PREreview of Large scale prospective evaluation of co-folding across 557 Mac1-ligand complexes and three virtual screens

Summary

This manuscript evaluates the performance of co-folding models when tasked with 1) the recapitulation of a large number of experimentally determined co-crystal structures of Mac1 with a series of Mac1 ligands and 2) the rescoring of hits to identify false positives originally derived from a set of large docking-based virtual screens.  The evaluation leverages a dataset of crystal structures and affinity data from high-throughput crystallographic and biophysical screens, respectively. These data uniquely enable this report to focus on the ability of co-folding models to handle ligands, resulting in an analysis that is particularly timely given the wide adoption of co-folding models and the relative scarcity of such ligand-focused benchmarks among existing evaluations, which have primarily focused on protein structure prediction or binder design.

Feedback

The experiments and analyses in the manuscript are well thought-out and do not have any significant issues. There are a few high-level points that may improve the clarity and completeness of the results. Importantly, none of the suggested additional experiments will affect the conclusions of the paper, but rather help provide additional context for the results:

·      The first section presents an exciting opportunity to frame the Mac1 ligands against ligands in the PDB more broadly. It would be informative to assess whether chemotypes that are easier or harder to predict accurately and confidently are over- or under-represented in the PDB as a whole. Note that this is not a recommendation that new scaffold similarity metrics be incorporated into the analysis, but rather that analyses similar to those already performed in the manuscript are performed using all ligands in the PDB. For example, PCA-based analyses similar to those in Fig. 1c could be used to examine Mac1 ligands in the context of all PDB ligands enabling questions such as whether similarity to a nearest PDB neighbor, cluster size in a Tc/MCS PCA space, or other frequency-based measures show any relationship with prediction vs. crystal structure RMSD. Such analyses could provide additional insight into how effectively models leverage ligand information present in the PDB overall, as opposed to biases arising specifically from scaffolds represented in Mac1 structures in the PDB, which are already well covered in the manuscript. The conclusion that Tc/MCS do not correlate with the ligand RMSDs for the ligands already associated with the Mac1 is well supported, and presumably suggests that a correlation would not exist against the backdrop of the PDB, but it would be interesting to see the data using analyses similar to those already done in the manuscript nonetheless.
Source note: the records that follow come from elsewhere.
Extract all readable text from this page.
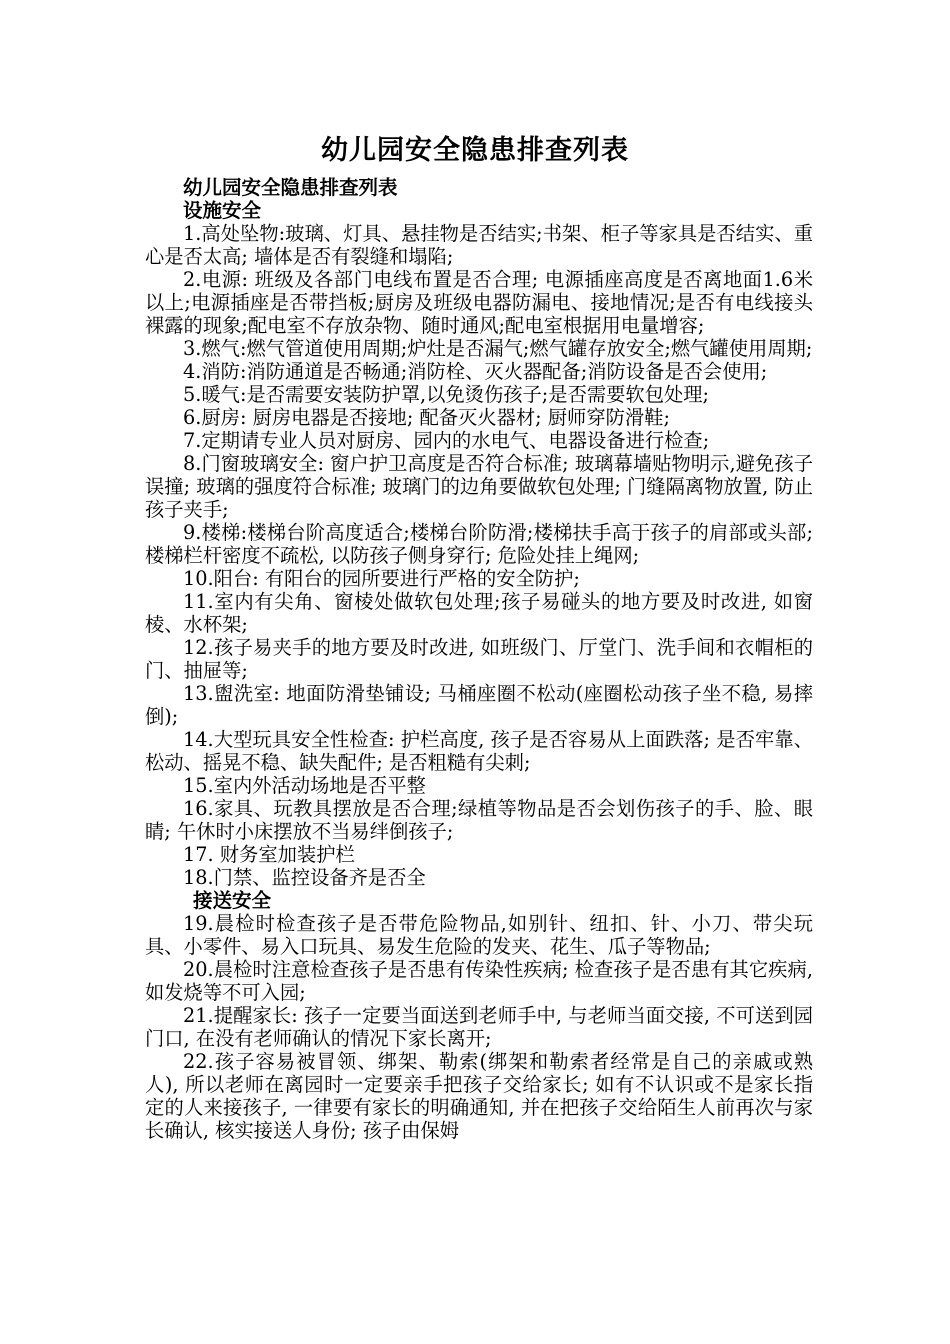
幼儿园安全隐患排查列表

幼儿园安全隐患排查列表

设施安全

1.高处坠物:玻璃、灯具、悬挂物是否结实;书架、柜子等家具是否结实、重心是否太高; 墙体是否有裂缝和塌陷;

2.电源: 班级及各部门电线布置是否合理; 电源插座高度是否离地面1.6米以上;电源插座是否带挡板;厨房及班级电器防漏电、接地情况;是否有电线接头裸露的现象;配电室不存放杂物、随时通风;配电室根据用电量增容;

3.燃气:燃气管道使用周期;炉灶是否漏气;燃气罐存放安全;燃气罐使用周期;

4.消防:消防通道是否畅通;消防栓、灭火器配备;消防设备是否会使用;

5.暖气:是否需要安装防护罩,以免烫伤孩子;是否需要软包处理;

6.厨房: 厨房电器是否接地; 配备灭火器材; 厨师穿防滑鞋;

7.定期请专业人员对厨房、园内的水电气、电器设备进行检查;

8.门窗玻璃安全: 窗户护卫高度是否符合标准; 玻璃幕墙贴物明示,避免孩子误撞; 玻璃的强度符合标准; 玻璃门的边角要做软包处理; 门缝隔离物放置, 防止孩子夹手;

9.楼梯:楼梯台阶高度适合;楼梯台阶防滑;楼梯扶手高于孩子的肩部或头部; 楼梯栏杆密度不疏松, 以防孩子侧身穿行; 危险处挂上绳网;

10.阳台: 有阳台的园所要进行严格的安全防护;

11.室内有尖角、窗棱处做软包处理;孩子易碰头的地方要及时改进, 如窗棱、水杯架;

12.孩子易夹手的地方要及时改进, 如班级门、厅堂门、洗手间和衣帽柜的门、抽屉等;

13.盥洗室: 地面防滑垫铺设; 马桶座圈不松动(座圈松动孩子坐不稳, 易摔倒);

14.大型玩具安全性检查: 护栏高度, 孩子是否容易从上面跌落; 是否牢靠、松动、摇晃不稳、缺失配件; 是否粗糙有尖刺;

15.室内外活动场地是否平整

16.家具、玩教具摆放是否合理;绿植等物品是否会划伤孩子的手、脸、眼睛; 午休时小床摆放不当易绊倒孩子;

17. 财务室加装护栏

18.门禁、监控设备齐是否全

接送安全

19.晨检时检查孩子是否带危险物品,如别针、纽扣、针、小刀、带尖玩具、小零件、易入口玩具、易发生危险的发夹、花生、瓜子等物品;

20.晨检时注意检查孩子是否患有传染性疾病; 检查孩子是否患有其它疾病, 如发烧等不可入园;

21.提醒家长: 孩子一定要当面送到老师手中, 与老师当面交接, 不可送到园门口, 在没有老师确认的情况下家长离开;

22.孩子容易被冒领、绑架、勒索(绑架和勒索者经常是自己的亲戚或熟人), 所以老师在离园时一定要亲手把孩子交给家长; 如有不认识或不是家长指定的人来接孩子, 一律要有家长的明确通知, 并在把孩子交给陌生人前再次与家长确认, 核实接送人身份; 孩子由保姆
·      Similarly, even though the four proteins used in this manuscript are not themselves the primary focus of the analysis, it would be valuable to perform a high-level assessment of the precedent for each protein in the PDB (beyond the count of liganded structures in Table S6), either in protein sequence space (e.g., MSAs) or structural space (e.g., FoldSeek). An analysis like this would provide important context about whether any of the proteins in the study have close homologs with liganded structures in the PDB, or are generally overrepresented in the PDB. The fact that the AUC for L-pLDDT for AmpC is higher than σ2 and D4, for example, is notable given the relative abundance of liganded AmpC structures in the PDB (this raises potentially interesting questions related to where DOCK3.7 and AF3 actually place the ligands, given the orthosteric β-lactam binding pocket in AmpC, although this is outside of the scope of this manuscript).

·      A discussion of the affinity probability results (`affinity_probability_binary`) from Boltz-2 is likely warranted in the second section in addition to the pIC50s that are already reported (`affinity_pred_value`). The former seems like it would be more applicable for section 2 of the manuscript, but both warrant inclusion—they should both be calculated by default when the affinity pipeline in Boltz-2 is turned on, so it wouldn't involve any more inference.

Minor points

·      A more detailed description of the experimental methods used to generate the ground-truth data in the introduction (even though these have been explained in prior works) would help orient the reader early on, and ground the benchmarking aspect of the story. In general, the abstract and introduction would benefit from a more cohesive through-line to tie the two complementary but orthogonal sections of the paper together.

·      The cutoffs in the "Co-folding can accurately reproduce..." section shift between 2.5 Å (from the ligand center of mass) and 2.0 Å. Is there a reason for this? Along similar lines, mentioning cutoffs for true positives/negatives when introducing the ROC analyses later on in the Mac1 section seems unnecessary since no cutoff should be necessary here.

Competing interests

Our lab has published with the authors in the last five years (https://doi.org/10.5281/zenodo.11391920)

Use of Artificial Intelligence (AI)

The authors declare that they did not use generative AI to come up with new ideas for their review.